In the United States, we tend to think of Social Security as something distinct from pension plans. But essentially, it is the same thing. Contributions go into a pool that covers all of us until we die. In a corporate pension plan, the plan sponsor makes the contributions (employees do not see this contribution to the pension plan as part of their compensation, though employers surely see it as a cost of employment); in most public plans employees and the government both see themselves as “contributors” to plans (indeed many public negotiations are about how much the employee will contribute); and in Social Security our “contributions” are taken in payroll taxes that are targeted for Social Security.
Most pension plans pursue prudent and diverse investing to allow growth and reasonable security of their assets over decades. The world’s best pension plans have highly diversified investments that are not concentrated in one asset class or one country. The Teacher Retirement System of Texas is one of the world’s leading investors and has only 22% invested in bonds, and that is not all in treasuries. The Canadian equivalent of Social Security is called the Canada Pension Plan. Its funds are invested by the Canada Pension Plan Investment Board (CPPIB), a completely independent investment organization with hundreds of employees and senior offices as far away as Hong Kong. It has 34% in fixed income. Texas Teachers has returned 7.2% over the past 10 years. CPPIB has returned 6.7% over the same periods.
The Employee Retirement Income Security Act (ERISA), a federal law that regulates private sector defined benefit plans, actually creates a fiduciary requirement that pension plans prudently diversify their investments. The current “investment policy” of Social Security (investment entirely in treasuries) would violate that federal law if Social Security were governed by it.
Over the last 10 years, the annualized return on 30-year government bonds has been 5.8%. That is only a point or so below Canada’s returns, but remember: according to the official website of the Social Security Administration, ten years ago, at the end of 2002, the Social Security Trust Fund held $1.4 trillion. That one percent difference, compounding annually on $1.4 trillion over ten years would have been about $150 billion! The return on US treasuries is often spoken of as the “risk-free rate.” Yet we know that no investment is risk free, and the 2011 downgrade of the US credit rating suggests that some investments today are sounder than American sovereign debt. More important than the risk of loss (negligible) is the risk that returns will be lower and riskier than a more diversified investment portfolio would provide. This is particularly true today as many market participants anticipate that rates could rise substantially and quickly; if that were to happen, the value of Social Security’s portfolio could drop significantly.

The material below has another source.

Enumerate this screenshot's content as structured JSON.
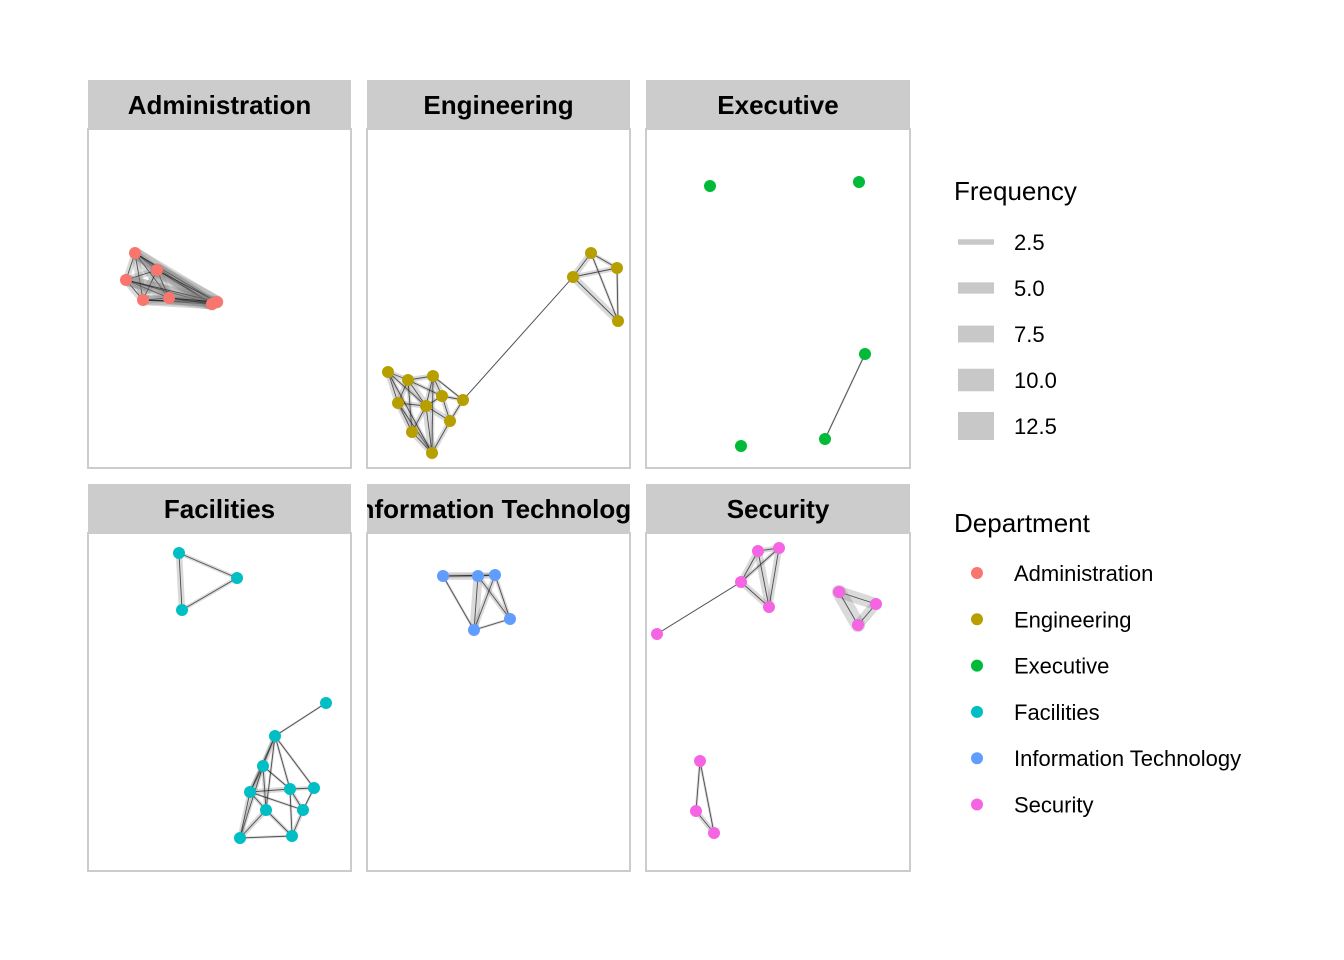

Plans like Texas Teachers and CPPIB invest heavily in private equity and hedge funds. They’re sophisticated, long-term investors able to analyze the risks and rewards of those investments. Social Security should not go that far. But a sensible start would be to diversify a bit out of its current “one asset from one country” policy. Those more diverse investments should not just go into one asset class, but into a globally diversified portfolio that will provide for a safer and stronger future for our economy and for Americans’ retirement.
In Japan, it is traditional for investors to hold large amounts of the nation’s own debt. Yet even with that tradition, the GPIF has concluded that a two-thirds allocation to the nation’s own debt is too high. If two-thirds is too high in Japan, then 100% is surely too high in the US.
Charles E.F. Millard is the head of pension relations at Citigroup. He ran the United States Pension Benefit Guaranty Corporation from 2007 to 2009. The views expressed are his own.